Een van de deelnemers is Soraya den Boogert. Zij heeft darmkanker en meldde zich net op tijd aan voor de studie met nivolumab. Na haar zijn geen nieuwe patiënten meer opgenomen in het onderzoek. Ze reageerde goed op de behandeling. "Na drie maanden waren mijn tumoren stabiel", vertelt ze.

"Na zes maanden waren die geslonken. Toen stond het weer even stil. Het verliep een beetje trapsgewijs. Intussen zijn ze zo veel kleiner dat twee tumoren niet meer te zien zijn op de scan. Die pikt alleen tumoren van een halve millimeter op. En de derde, de grootste, is de helft kleiner geworden."

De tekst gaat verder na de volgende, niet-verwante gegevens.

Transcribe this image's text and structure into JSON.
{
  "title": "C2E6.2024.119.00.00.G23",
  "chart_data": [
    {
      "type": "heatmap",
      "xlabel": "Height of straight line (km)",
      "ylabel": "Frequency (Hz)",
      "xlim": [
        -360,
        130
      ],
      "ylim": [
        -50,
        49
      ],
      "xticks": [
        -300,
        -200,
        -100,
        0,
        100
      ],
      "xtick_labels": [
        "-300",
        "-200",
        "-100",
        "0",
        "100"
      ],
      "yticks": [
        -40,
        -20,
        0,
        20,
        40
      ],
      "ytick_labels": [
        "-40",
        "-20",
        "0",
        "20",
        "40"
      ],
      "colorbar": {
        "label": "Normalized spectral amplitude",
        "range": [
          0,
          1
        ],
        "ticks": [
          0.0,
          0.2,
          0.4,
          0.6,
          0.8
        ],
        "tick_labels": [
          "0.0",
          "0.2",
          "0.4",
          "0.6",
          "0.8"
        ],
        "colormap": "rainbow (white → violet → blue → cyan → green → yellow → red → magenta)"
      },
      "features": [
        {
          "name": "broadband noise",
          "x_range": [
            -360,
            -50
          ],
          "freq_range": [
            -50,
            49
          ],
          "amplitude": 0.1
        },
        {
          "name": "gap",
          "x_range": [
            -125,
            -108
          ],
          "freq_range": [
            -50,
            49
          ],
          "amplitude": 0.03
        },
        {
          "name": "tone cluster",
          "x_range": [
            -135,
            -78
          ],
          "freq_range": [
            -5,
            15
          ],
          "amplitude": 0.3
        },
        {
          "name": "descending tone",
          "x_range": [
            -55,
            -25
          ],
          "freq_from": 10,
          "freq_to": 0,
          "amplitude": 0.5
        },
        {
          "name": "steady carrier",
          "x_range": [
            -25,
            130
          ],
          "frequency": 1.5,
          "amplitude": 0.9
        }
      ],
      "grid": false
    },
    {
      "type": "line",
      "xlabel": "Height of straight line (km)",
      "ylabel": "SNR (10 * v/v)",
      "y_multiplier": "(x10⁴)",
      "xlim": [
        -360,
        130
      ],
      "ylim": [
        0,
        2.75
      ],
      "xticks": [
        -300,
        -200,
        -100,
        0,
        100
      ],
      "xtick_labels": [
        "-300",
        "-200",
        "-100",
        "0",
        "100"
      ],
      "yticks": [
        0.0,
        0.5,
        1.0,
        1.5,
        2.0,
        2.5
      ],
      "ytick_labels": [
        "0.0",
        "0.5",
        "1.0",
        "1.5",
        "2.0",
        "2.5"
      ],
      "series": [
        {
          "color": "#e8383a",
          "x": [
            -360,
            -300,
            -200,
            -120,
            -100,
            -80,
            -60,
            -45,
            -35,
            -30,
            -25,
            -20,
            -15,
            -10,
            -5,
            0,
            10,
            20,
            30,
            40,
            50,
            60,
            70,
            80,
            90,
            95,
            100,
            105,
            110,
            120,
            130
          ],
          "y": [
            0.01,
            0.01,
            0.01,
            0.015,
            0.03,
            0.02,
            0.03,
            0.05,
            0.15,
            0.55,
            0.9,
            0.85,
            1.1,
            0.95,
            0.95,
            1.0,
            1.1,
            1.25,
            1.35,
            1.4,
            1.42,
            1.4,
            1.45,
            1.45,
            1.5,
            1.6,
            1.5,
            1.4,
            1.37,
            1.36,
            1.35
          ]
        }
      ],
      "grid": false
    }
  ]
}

Den Boogert blijft deelnemen aan de studie. "Als mijn tumoren stabiel blijven dan zou ik aan het eind van het jaar mogen stoppen met de nivolumab. Maar het hoeft niet. En ik weet niet of ik dat ga doen. Daar ben ik een beetje bang voor. Gelukkig hoef ik het nu nog niet te beslissen." Ze krijgt nu nog eens per maand nivolumab op de dagbehandelingsafdeling. Verder wordt er regelmatig een scan gemaakt om de ontwikkeling van haar tumoren in de gaten te houden.

Grotere studie

Het onderzoek met nivolumab maakt deel uit van een veel grotere studie met meer dan 400 deelnemende patiënten in meer dan dertig ziekenhuizen. In deze DRUP-studie (Drug Rediscovery Protocol) worden 26 bestaande medicijnen getest op hun werking tegen andere kankers dan waarvoor ze eigenlijk bedoeld zijn.